Rifles - Mark Urban [8]
Once they had got off for the night at Vallada, the new men began to realise what life on service involved. Their short passage on the river boats had deposited them a little up the Tagus, saving them a couple of marches on their way to the Spanish frontier. The baggage was not yet organised, so no camp kettles appeared for cooking. There were no tents, for the 95th had not been issued with them.
As the sun slipped down, a hot day gave way to cool, damp night, the dew impregnating their woollen clothing. Second Lieutenant Simmons jotted in his journal, ‘Hungry, wet, and cold and without any covering, we lay down by the side of the river. I put one hand in my pocket and the other in my bosom, and lay shivering and thinking of the glorious life of a soldier until I fell fast asleep.’

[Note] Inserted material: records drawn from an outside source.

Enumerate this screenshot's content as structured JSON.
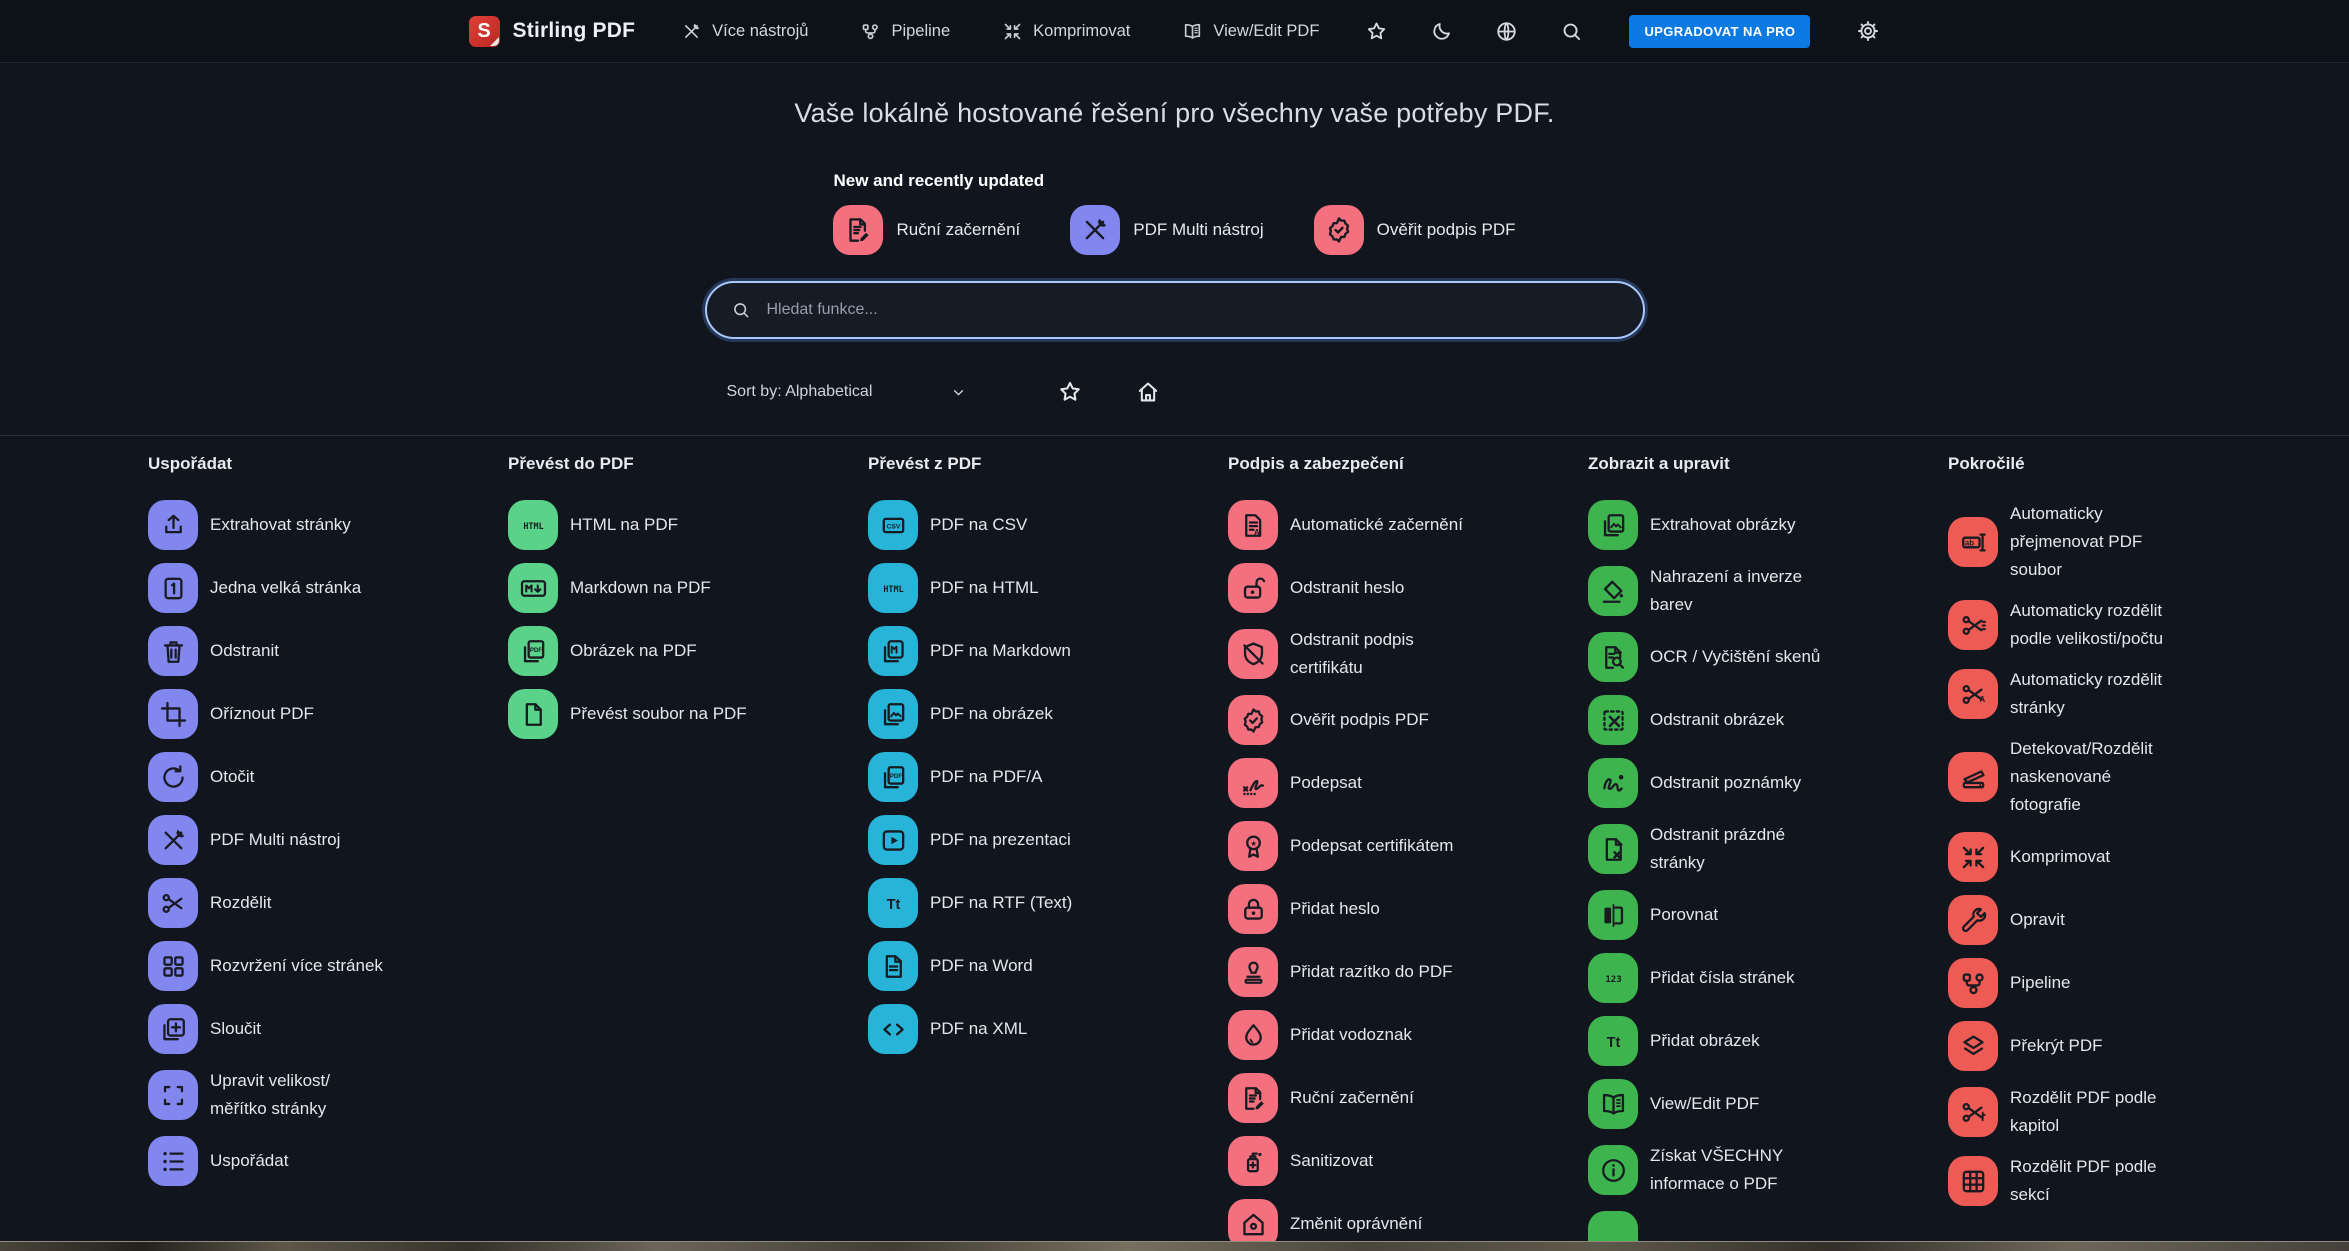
{
  "header": {
    "brand": {
      "name": "Stirling PDF",
      "logo_letter": "S",
      "logo_color": "#c8342c"
    },
    "nav": [
      {
        "label": "Více nástrojů",
        "icon": "tools"
      },
      {
        "label": "Pipeline",
        "icon": "pipeline"
      },
      {
        "label": "Komprimovat",
        "icon": "compress"
      },
      {
        "label": "View/Edit PDF",
        "icon": "book"
      }
    ],
    "icon_buttons": [
      {
        "icon": "star"
      },
      {
        "icon": "moon"
      },
      {
        "icon": "globe"
      },
      {
        "icon": "search"
      }
    ],
    "upgrade_button": "UPGRADOVAT NA PRO",
    "settings_icon": "gear"
  },
  "hero": {
    "title": "Vaše lokálně hostované řešení pro všechny vaše potřeby PDF.",
    "featured_heading": "New and recently updated",
    "featured": [
      {
        "label": "Ruční začernění",
        "icon": "doc-pen",
        "color": "#f4707f"
      },
      {
        "label": "PDF Multi nástroj",
        "icon": "tools",
        "color": "#8287f0"
      },
      {
        "label": "Ověřit podpis PDF",
        "icon": "badge-check",
        "color": "#f4707f"
      }
    ],
    "search_placeholder": "Hledat funkce...",
    "sort_label": "Sort by: Alphabetical"
  },
  "columns": [
    {
      "title": "Uspořádat",
      "color": "#8287f0",
      "items": [
        {
          "label": "Extrahovat stránky",
          "icon": "upload"
        },
        {
          "label": "Jedna velká stránka",
          "icon": "page-one"
        },
        {
          "label": "Odstranit",
          "icon": "trash"
        },
        {
          "label": "Oříznout PDF",
          "icon": "crop"
        },
        {
          "label": "Otočit",
          "icon": "rotate"
        },
        {
          "label": "PDF Multi nástroj",
          "icon": "tools"
        },
        {
          "label": "Rozdělit",
          "icon": "scissors"
        },
        {
          "label": "Rozvržení více stránek",
          "icon": "grid4"
        },
        {
          "label": "Sloučit",
          "icon": "merge"
        },
        {
          "label": "Upravit velikost/\nměřítko stránky",
          "icon": "resize"
        },
        {
          "label": "Uspořádat",
          "icon": "list"
        }
      ]
    },
    {
      "title": "Převést do PDF",
      "color": "#5bd289",
      "items": [
        {
          "label": "HTML na PDF",
          "icon": "html"
        },
        {
          "label": "Markdown na PDF",
          "icon": "markdown"
        },
        {
          "label": "Obrázek na PDF",
          "icon": "pdf-pages"
        },
        {
          "label": "Převést soubor na PDF",
          "icon": "file"
        }
      ]
    },
    {
      "title": "Převést z PDF",
      "color": "#27b4d8",
      "items": [
        {
          "label": "PDF na CSV",
          "icon": "csv"
        },
        {
          "label": "PDF na HTML",
          "icon": "html"
        },
        {
          "label": "PDF na Markdown",
          "icon": "md-pages"
        },
        {
          "label": "PDF na obrázek",
          "icon": "image-pages"
        },
        {
          "label": "PDF na PDF/A",
          "icon": "pdf-pages"
        },
        {
          "label": "PDF na prezentaci",
          "icon": "play"
        },
        {
          "label": "PDF na RTF (Text)",
          "icon": "Tt"
        },
        {
          "label": "PDF na Word",
          "icon": "doc"
        },
        {
          "label": "PDF na XML",
          "icon": "code"
        }
      ]
    },
    {
      "title": "Podpis a zabezpečení",
      "color": "#f4707f",
      "items": [
        {
          "label": "Automatické začernění",
          "icon": "doc-a"
        },
        {
          "label": "Odstranit heslo",
          "icon": "lock-open"
        },
        {
          "label": "Odstranit podpis\ncertifikátu",
          "icon": "shield-off"
        },
        {
          "label": "Ověřit podpis PDF",
          "icon": "badge-check"
        },
        {
          "label": "Podepsat",
          "icon": "signature"
        },
        {
          "label": "Podepsat certifikátem",
          "icon": "award"
        },
        {
          "label": "Přidat heslo",
          "icon": "lock"
        },
        {
          "label": "Přidat razítko do PDF",
          "icon": "stamp"
        },
        {
          "label": "Přidat vodoznak",
          "icon": "droplet"
        },
        {
          "label": "Ruční začernění",
          "icon": "doc-pen"
        },
        {
          "label": "Sanitizovat",
          "icon": "sanitize"
        },
        {
          "label": "Změnit oprávnění",
          "icon": "home-dot"
        }
      ]
    },
    {
      "title": "Zobrazit a upravit",
      "color": "#3eb44f",
      "items": [
        {
          "label": "Extrahovat obrázky",
          "icon": "image-pages"
        },
        {
          "label": "Nahrazení a inverze\nbarev",
          "icon": "paint"
        },
        {
          "label": "OCR / Vyčištění skenů",
          "icon": "doc-search"
        },
        {
          "label": "Odstranit obrázek",
          "icon": "dashed-x"
        },
        {
          "label": "Odstranit poznámky",
          "icon": "scribble"
        },
        {
          "label": "Odstranit prázdné\nstránky",
          "icon": "page-x"
        },
        {
          "label": "Porovnat",
          "icon": "compare"
        },
        {
          "label": "Přidat čísla stránek",
          "icon": "one23"
        },
        {
          "label": "Přidat obrázek",
          "icon": "Tt"
        },
        {
          "label": "View/Edit PDF",
          "icon": "book"
        },
        {
          "label": "Získat VŠECHNY\ninformace o PDF",
          "icon": "info"
        },
        {
          "label": "",
          "icon": "none"
        }
      ]
    },
    {
      "title": "Pokročilé",
      "color": "#ee5b55",
      "items": [
        {
          "label": "Automaticky\npřejmenovat PDF\nsoubor",
          "icon": "rename"
        },
        {
          "label": "Automaticky rozdělit\npodle velikosti/počtu",
          "icon": "scissors-lines"
        },
        {
          "label": "Automaticky rozdělit\nstránky",
          "icon": "scissors-a"
        },
        {
          "label": "Detekovat/Rozdělit\nnaskenované\nfotografie",
          "icon": "scanner"
        },
        {
          "label": "Komprimovat",
          "icon": "compress"
        },
        {
          "label": "Opravit",
          "icon": "wrench"
        },
        {
          "label": "Pipeline",
          "icon": "pipeline"
        },
        {
          "label": "Překrýt PDF",
          "icon": "layers"
        },
        {
          "label": "Rozdělit PDF podle\nkapitol",
          "icon": "scissors-flag"
        },
        {
          "label": "Rozdělit PDF podle\nsekcí",
          "icon": "grid9"
        }
      ]
    }
  ]
}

To the man not used to channelling his body between tree roots or stones, the night offered little refreshment. A mere three hours after they had sought refuge in sleep, the bugles sounded reveille. The men fell in by companies, began their march, and as they went, the sun, climbing into the Portuguese sky, heated the dew out of their clothing. They reached the town of Santarem, where matters began to look up a little.
The new campaigners soon discovered that it only takes a day without food to re-educate a soldier’s stomach. So upon reaching the town, the officers piled into little restaurants and coffee houses and paid with their own money for the meal with which the military commissariat had not provided them. The realisation, barely a day into their campaign, that the individual rifleman would often have to dip into his own pocket to provide for the essentials of life, would be reinforced many times in the coming years.

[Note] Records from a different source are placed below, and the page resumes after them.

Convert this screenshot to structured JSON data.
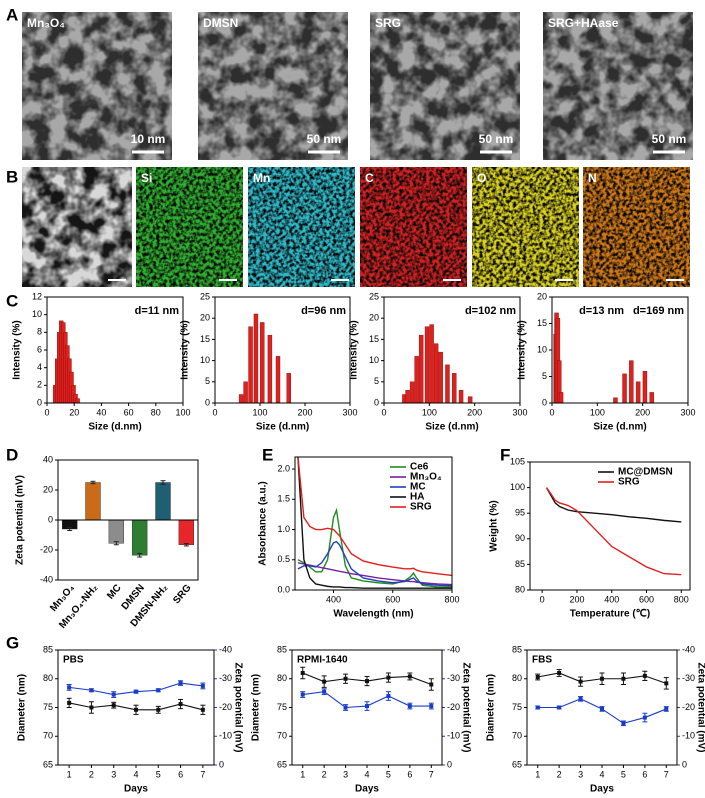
{
  "panel_labels": [
    "A",
    "B",
    "C",
    "D",
    "E",
    "F",
    "G"
  ],
  "tem_images": [
    {
      "label": "Mn₃O₄",
      "scale_bar": "10 nm"
    },
    {
      "label": "DMSN",
      "scale_bar": "50 nm"
    },
    {
      "label": "SRG",
      "scale_bar": "50 nm"
    },
    {
      "label": "SRG+HAase",
      "scale_bar": "50 nm"
    }
  ],
  "eds_maps": [
    {
      "label": "Si",
      "color": "#2fb02f"
    },
    {
      "label": "Mn",
      "color": "#2fb8c8"
    },
    {
      "label": "C",
      "color": "#d02020"
    },
    {
      "label": "O",
      "color": "#d8d020"
    },
    {
      "label": "N",
      "color": "#d07818"
    }
  ],
  "chart_data": [
    {
      "type": "bar",
      "x": [
        6,
        7.5,
        9,
        10.5,
        12,
        13.5,
        15,
        16.5,
        18,
        19.5,
        21,
        22.5
      ],
      "values": [
        2,
        5,
        8,
        9.3,
        9.1,
        8,
        6.5,
        5,
        3.5,
        2,
        1,
        0.5
      ],
      "color": "#e0201c",
      "xlim": [
        0,
        100
      ],
      "xticks": [
        0,
        20,
        40,
        60,
        80,
        100
      ],
      "ylim": [
        0,
        12
      ],
      "yticks": [
        0,
        2,
        4,
        6,
        8,
        10,
        12
      ],
      "xlabel": "Size (d.nm)",
      "ylabel": "Intensity (%)",
      "annotations": [
        "d=11 nm"
      ]
    },
    {
      "type": "bar",
      "x": [
        58,
        68,
        79,
        91,
        105,
        122,
        140,
        164
      ],
      "values": [
        2,
        5,
        18,
        21,
        19,
        16,
        11,
        7
      ],
      "color": "#e0201c",
      "xlim": [
        0,
        300
      ],
      "xticks": [
        0,
        100,
        200,
        300
      ],
      "ylim": [
        0,
        25
      ],
      "yticks": [
        0,
        5,
        10,
        15,
        20,
        25
      ],
      "xlabel": "Size (d.nm)",
      "ylabel": "Intensity (%)",
      "annotations": [
        "d=96 nm"
      ]
    },
    {
      "type": "bar",
      "x": [
        45,
        52,
        62,
        72,
        82,
        95,
        105,
        115,
        125,
        140,
        155,
        170,
        190
      ],
      "values": [
        2,
        3,
        5,
        11,
        16,
        18,
        18.5,
        14,
        12,
        9,
        7,
        3,
        1.5
      ],
      "color": "#e0201c",
      "xlim": [
        0,
        300
      ],
      "xticks": [
        0,
        100,
        200,
        300
      ],
      "ylim": [
        0,
        25
      ],
      "yticks": [
        0,
        5,
        10,
        15,
        20,
        25
      ],
      "xlabel": "Size (d.nm)",
      "ylabel": "Intensity (%)",
      "annotations": [
        "d=102 nm"
      ]
    },
    {
      "type": "bar",
      "x": [
        8,
        10,
        13,
        16,
        20,
        140,
        160,
        175,
        190,
        205,
        220
      ],
      "values": [
        13,
        17,
        16,
        8,
        2,
        1,
        5.5,
        8,
        4,
        6,
        2
      ],
      "color": "#e0201c",
      "xlim": [
        0,
        300
      ],
      "xticks": [
        0,
        100,
        200,
        300
      ],
      "ylim": [
        0,
        20
      ],
      "yticks": [
        0,
        5,
        10,
        15,
        20
      ],
      "xlabel": "Size (d.nm)",
      "ylabel": "Intensity (%)",
      "annotations": [
        "d=13 nm",
        "d=169 nm"
      ]
    },
    {
      "type": "bar",
      "categories": [
        "Mn₃O₄",
        "Mn₃O₄-NH₂",
        "MC",
        "DMSN",
        "DMSN-NH₂",
        "SRG"
      ],
      "values": [
        -6,
        25,
        -15.5,
        -23.5,
        25,
        -16.5
      ],
      "errors": [
        1,
        0.8,
        1,
        1.2,
        1.2,
        0.8
      ],
      "colors": [
        "#111111",
        "#cc6b17",
        "#8c8c8c",
        "#2e7d32",
        "#1f5f73",
        "#e8262a"
      ],
      "ylim": [
        -40,
        40
      ],
      "yticks": [
        -40,
        -20,
        0,
        20,
        40
      ],
      "ylabel": "Zeta potential (mV)"
    },
    {
      "type": "line",
      "x": [
        280,
        300,
        320,
        340,
        360,
        380,
        400,
        410,
        420,
        440,
        460,
        500,
        550,
        600,
        640,
        660,
        670,
        680,
        700,
        750,
        800
      ],
      "series": [
        {
          "name": "Ce6",
          "color": "#1e8c1e",
          "values": [
            0.5,
            0.45,
            0.38,
            0.3,
            0.3,
            0.5,
            1.2,
            1.32,
            1.0,
            0.4,
            0.2,
            0.15,
            0.12,
            0.1,
            0.15,
            0.22,
            0.28,
            0.2,
            0.08,
            0.05,
            0.05
          ]
        },
        {
          "name": "Mn₃O₄",
          "color": "#7a1fa2",
          "values": [
            0.45,
            0.43,
            0.41,
            0.39,
            0.37,
            0.35,
            0.33,
            0.32,
            0.31,
            0.29,
            0.27,
            0.24,
            0.2,
            0.17,
            0.15,
            0.14,
            0.14,
            0.13,
            0.12,
            0.1,
            0.09
          ]
        },
        {
          "name": "MC",
          "color": "#1f3fbf",
          "values": [
            0.35,
            0.4,
            0.4,
            0.38,
            0.45,
            0.6,
            0.78,
            0.8,
            0.75,
            0.55,
            0.35,
            0.2,
            0.15,
            0.12,
            0.14,
            0.18,
            0.2,
            0.15,
            0.1,
            0.08,
            0.07
          ]
        },
        {
          "name": "HA",
          "color": "#111111",
          "values": [
            2.2,
            0.5,
            0.2,
            0.1,
            0.08,
            0.06,
            0.05,
            0.05,
            0.05,
            0.04,
            0.04,
            0.03,
            0.03,
            0.03,
            0.03,
            0.03,
            0.03,
            0.03,
            0.03,
            0.03,
            0.03
          ]
        },
        {
          "name": "SRG",
          "color": "#e0201c",
          "values": [
            2.2,
            1.2,
            1.05,
            1.0,
            1.0,
            1.02,
            1.0,
            0.95,
            0.9,
            0.75,
            0.6,
            0.48,
            0.42,
            0.38,
            0.35,
            0.35,
            0.36,
            0.33,
            0.3,
            0.27,
            0.24
          ]
        }
      ],
      "xlim": [
        270,
        800
      ],
      "xticks": [
        400,
        600,
        800
      ],
      "ylim": [
        0,
        2.2
      ],
      "yticks": [
        {
          "value": 0,
          "label": "0.0"
        },
        0.5,
        {
          "value": 1,
          "label": "1.0"
        },
        1.5,
        {
          "value": 2,
          "label": "2.0"
        }
      ],
      "xlabel": "Wavelength (nm)",
      "ylabel": "Absorbance (a.u.)",
      "legend": "upper right"
    },
    {
      "type": "line",
      "x": [
        25,
        50,
        75,
        100,
        150,
        200,
        300,
        400,
        500,
        600,
        700,
        800
      ],
      "series": [
        {
          "name": "MC@DMSN",
          "color": "#111111",
          "values": [
            100,
            98.5,
            97,
            96.3,
            95.6,
            95.3,
            95,
            94.7,
            94.3,
            94,
            93.6,
            93.3
          ]
        },
        {
          "name": "SRG",
          "color": "#e0201c",
          "values": [
            100,
            98.8,
            97.5,
            97,
            96.5,
            95.5,
            92,
            88.5,
            86.5,
            84.5,
            83.2,
            83
          ]
        }
      ],
      "xlim": [
        -70,
        850
      ],
      "xticks": [
        0,
        200,
        400,
        600,
        800
      ],
      "ylim": [
        80,
        105
      ],
      "yticks": [
        80,
        85,
        90,
        95,
        100,
        105
      ],
      "xlabel": "Temperature (℃)",
      "ylabel": "Weight (%)",
      "legend": "upper right"
    },
    {
      "type": "line",
      "title": "PBS",
      "x": [
        1,
        2,
        3,
        4,
        5,
        6,
        7
      ],
      "markers": true,
      "series": [
        {
          "color": "#111111",
          "values": [
            75.8,
            75,
            75.4,
            74.6,
            74.6,
            75.6,
            74.6
          ],
          "errors": [
            0.8,
            1,
            0.5,
            0.8,
            0.6,
            0.8,
            0.8
          ]
        },
        {
          "color": "#1a3cc8",
          "axis": "y2",
          "values": [
            -27,
            -26,
            -24.5,
            -25.5,
            -26,
            -28.5,
            -27.5
          ],
          "errors": [
            1,
            0.5,
            1,
            0.5,
            0.5,
            0.8,
            1
          ]
        }
      ],
      "xlim": [
        0.5,
        7.5
      ],
      "xticks": [
        1,
        2,
        3,
        4,
        5,
        6,
        7
      ],
      "ylim": [
        65,
        85
      ],
      "yticks": [
        65,
        70,
        75,
        80,
        85
      ],
      "y2lim": [
        0,
        -40
      ],
      "y2ticks": [
        0,
        -10,
        -20,
        -30,
        -40
      ],
      "xlabel": "Days",
      "ylabel": "Diameter (nm)",
      "y2label": "Zeta potential (mV)"
    },
    {
      "type": "line",
      "title": "RPMI-1640",
      "x": [
        1,
        2,
        3,
        4,
        5,
        6,
        7
      ],
      "markers": true,
      "series": [
        {
          "color": "#111111",
          "values": [
            81,
            79.5,
            80,
            79.6,
            80.2,
            80.4,
            79
          ],
          "errors": [
            1,
            1,
            0.8,
            0.8,
            0.8,
            0.6,
            1
          ]
        },
        {
          "color": "#1a3cc8",
          "axis": "y2",
          "values": [
            -24.5,
            -25.5,
            -20,
            -20.5,
            -24,
            -20.5,
            -20.5
          ],
          "errors": [
            1,
            1,
            1,
            1.5,
            1.5,
            1,
            1
          ]
        }
      ],
      "xlim": [
        0.5,
        7.5
      ],
      "xticks": [
        1,
        2,
        3,
        4,
        5,
        6,
        7
      ],
      "ylim": [
        65,
        85
      ],
      "yticks": [
        65,
        70,
        75,
        80,
        85
      ],
      "y2lim": [
        0,
        -40
      ],
      "y2ticks": [
        0,
        -10,
        -20,
        -30,
        -40
      ],
      "xlabel": "Days",
      "ylabel": "Diameter (nm)",
      "y2label": "Zeta potential (mV)"
    },
    {
      "type": "line",
      "title": "FBS",
      "x": [
        1,
        2,
        3,
        4,
        5,
        6,
        7
      ],
      "markers": true,
      "series": [
        {
          "color": "#111111",
          "values": [
            80.3,
            81,
            79.5,
            80,
            80,
            80.5,
            79.2
          ],
          "errors": [
            0.5,
            0.6,
            0.8,
            1,
            1,
            0.8,
            1
          ]
        },
        {
          "color": "#1a3cc8",
          "axis": "y2",
          "values": [
            -20,
            -20,
            -23,
            -19.5,
            -14.5,
            -16.5,
            -19.5
          ],
          "errors": [
            0.5,
            0.5,
            0.8,
            0.8,
            0.8,
            1.5,
            0.8
          ]
        }
      ],
      "xlim": [
        0.5,
        7.5
      ],
      "xticks": [
        1,
        2,
        3,
        4,
        5,
        6,
        7
      ],
      "ylim": [
        65,
        85
      ],
      "yticks": [
        65,
        70,
        75,
        80,
        85
      ],
      "y2lim": [
        0,
        -40
      ],
      "y2ticks": [
        0,
        -10,
        -20,
        -30,
        -40
      ],
      "xlabel": "Days",
      "ylabel": "Diameter (nm)",
      "y2label": "Zeta potential (mV)"
    }
  ]
}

The quartermaster and a party of helpers soon appeared with dozens of mules they had bought in Lisbon and the rudiments of a regimental baggage train began to form. There was an official allowance of pack animals for each regiment, and some in addition for the more senior officers. Captains commanding companies were entitled to a horse to ride and a mule or donkey to carry their valises and canteens. The subaltern officers – thirty-three of them in the battalion – were allocated just a single beast of burden between two from the public purse.
There was nothing to stop those lieutenants with an extensive equipage and ample funds buying their own mules or indeed their own riding horses. For Simmons, this was out of the question. A pack animal might cost ten or twelve pounds, a good horse considerably more. He would be walking.
From Santarem they headed off towards the Spanish frontier, in pursuit of the main British army. Their brigade commander may have had highly trained men under his command, but he appreciated they had been weeks at sea. Things began in measured stages: from Santarem to Golegao, four Spanish leagues (getting on for sixteen or seventeen miles); then more gently from Golegao to Punhete, three leagues; Punhete to Abrantes, two leagues.
As they marched along the dusty Portuguese roads, all became aware of their brigadier, Robert Craufurd. He rode back and forth along the column, watching them, measuring them. Every straggler claiming he couldn’t keep up aroused Craufurd’s notice. Every officer who fussed about leading his column across bridges or fords excited stronger emotions.
Craufurd was a small man, the product of a well-connected Scottish family. Sitting behind a large cloak rolled on the front of his saddle, his ‘black muzzle’ peered over. However freshly shaven, his chin always carried a blue-black tinge of stubble. His actions were quick, his eye missed little. There was something terrier-like about him. When he was angered by what he saw, which was often on this march, he would let fly with imprecations and abuse.